Art et Culture

Projection à Paris de “Tinghir-Jérusalem: Les échos du Mellah” de Kamal Hachkar

Dpress

Le film-documentaire « Tinghir-Jérusalem: Les échos du Mellah » du réalisateur franco-marocain Kamal Hachkar a été projeté, mardi soir à Paris, à l’initiative de la Fondation Jean-Jaurès et l’ambassade du Maroc en France.

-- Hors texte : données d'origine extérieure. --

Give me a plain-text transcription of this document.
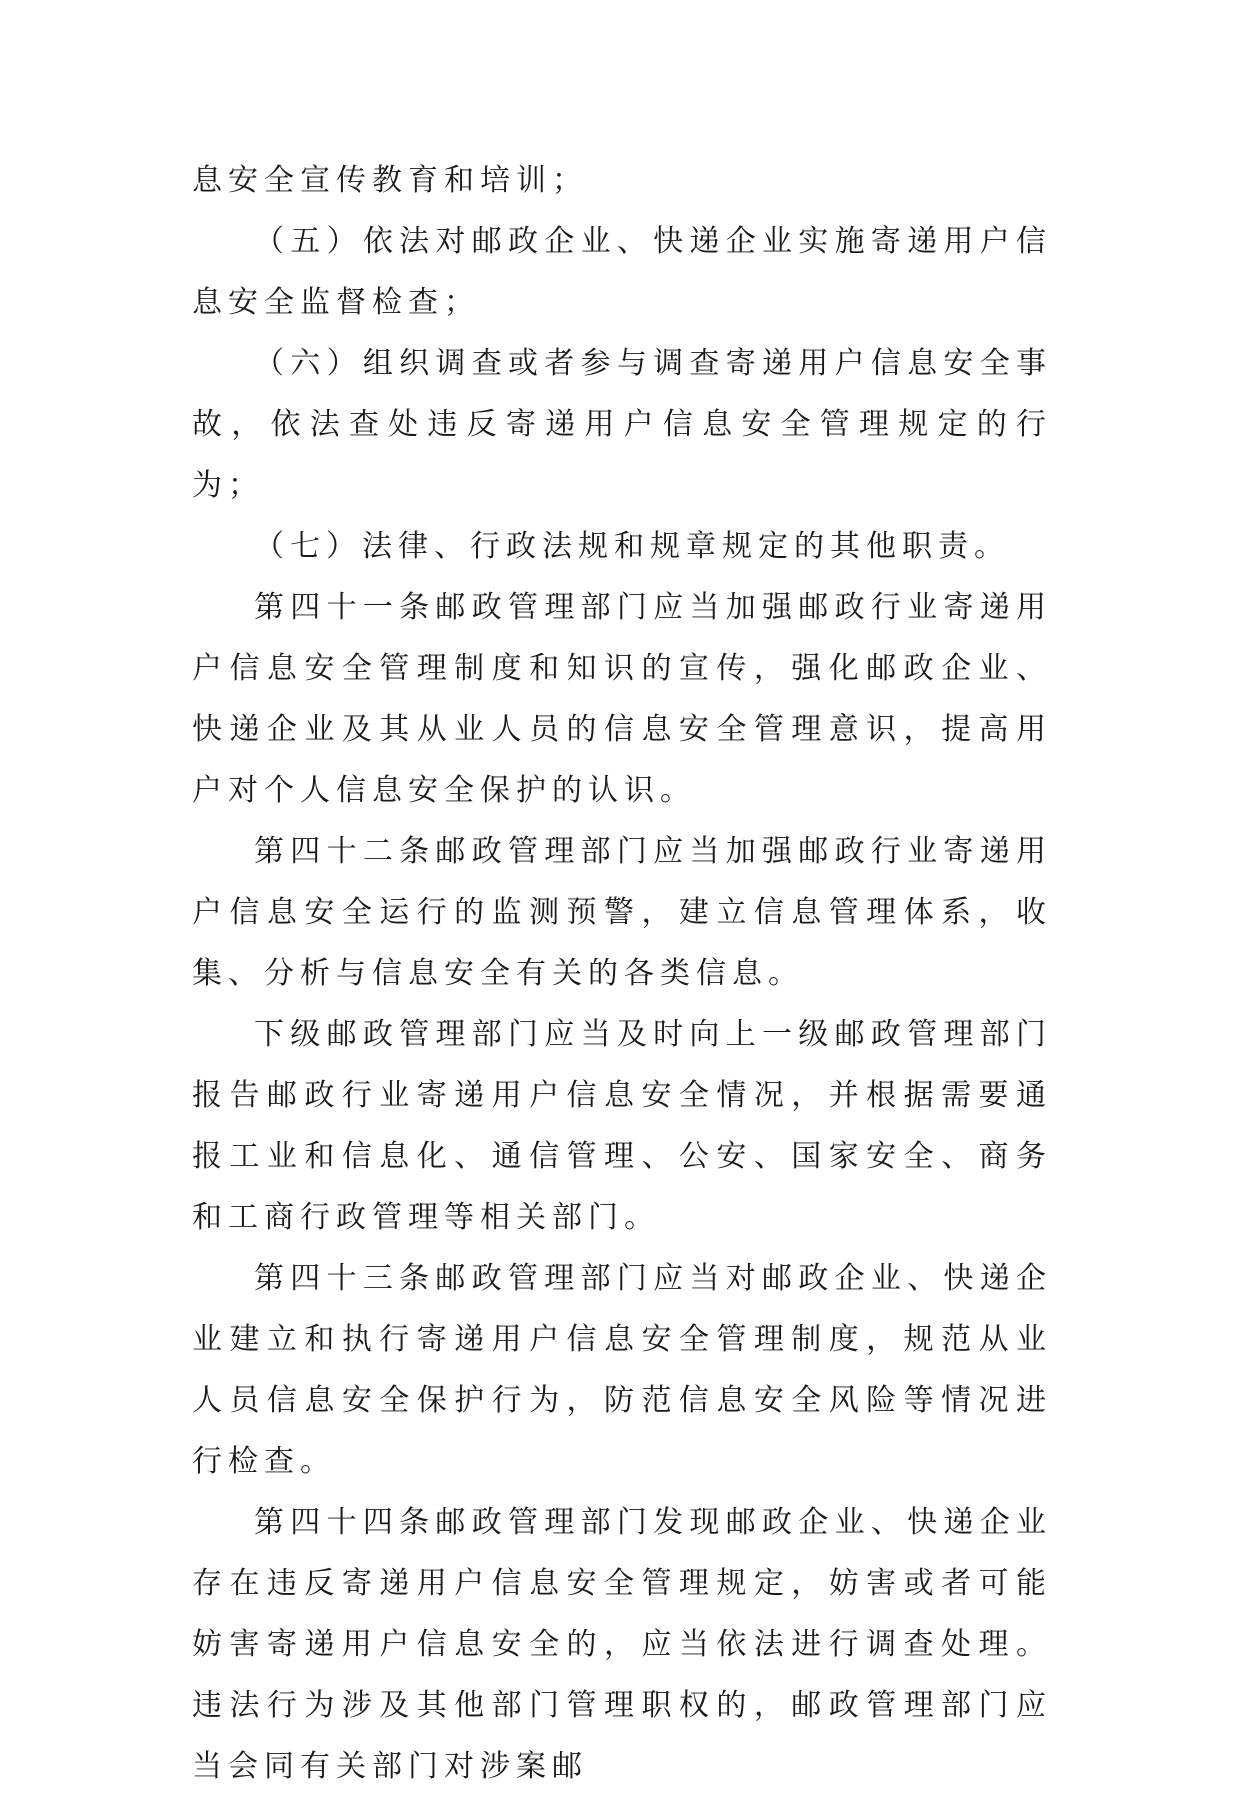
息安全宣传教育和培训；

（五）依法对邮政企业、快递企业实施寄递用户信息安全监督检查；

（六）组织调查或者参与调查寄递用户信息安全事故，依法查处违反寄递用户信息安全管理规定的行为；

（七）法律、行政法规和规章规定的其他职责。

第四十一条邮政管理部门应当加强邮政行业寄递用户信息安全管理制度和知识的宣传，强化邮政企业、快递企业及其从业人员的信息安全管理意识，提高用户对个人信息安全保护的认识。

第四十二条邮政管理部门应当加强邮政行业寄递用户信息安全运行的监测预警，建立信息管理体系，收集、分析与信息安全有关的各类信息。

下级邮政管理部门应当及时向上一级邮政管理部门报告邮政行业寄递用户信息安全情况，并根据需要通报工业和信息化、通信管理、公安、国家安全、商务和工商行政管理等相关部门。

第四十三条邮政管理部门应当对邮政企业、快递企业建立和执行寄递用户信息安全管理制度，规范从业人员信息安全保护行为，防范信息安全风险等情况进行检查。

第四十四条邮政管理部门发现邮政企业、快递企业存在违反寄递用户信息安全管理规定，妨害或者可能妨害寄递用户信息安全的，应当依法进行调查处理。违法行为涉及其他部门管理职权的，邮政管理部门应当会同有关部门对涉案邮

Le documentaire de 86 minutes relate des fragments d’histoire de la coexistence entre musulmans et juifs en terre marocaine, dans les années 50 et 60, et ce à travers des témoignages émouvants et nostalgiques.

Dans ce film primé dans de nombreux festivals, Kamal Hachkar, qui a grandi en France et dont le père est originaire de Tinghir, est allé recueillir des témoignages sur les traces du patrimoine judéo-marocain dans sa terre natale. A Tinghir et dans les ksours des alentours, le réalisateur va retrouver des bris de mémoire auprès « des anciens » sur le vécu des juifs amazighs dans cette terre qu’ils ont dû quitter un jour dans les années 60.

Le réalisateur rencontrera, par la suite, les Marocains de Tinghir en Israël, toujours nostalgiques de ce passé, dont la mémoire est toujours vivace dans leur quotidien, leur langage et leurs fêtes.

Dans une déclaration à la MAP à cette occasion, l’ambassadeure de Sa Majesté le Roi en France, Samira Sitail a souligné que ce documentaire contribue à maintenir vivante une mémoire commune qui a permis aux différentes composantes de la société marocaine de vivre ensemble au fil de l’histoire.

Elle a relevé que l’œuvre de Kamal Hachkar rappelle la capacité du Maroc à rassembler, au fil de son histoire, des composantes multiples, arabes, amazighes, hassanies, juives et andalouses, au sein d’un même espace national.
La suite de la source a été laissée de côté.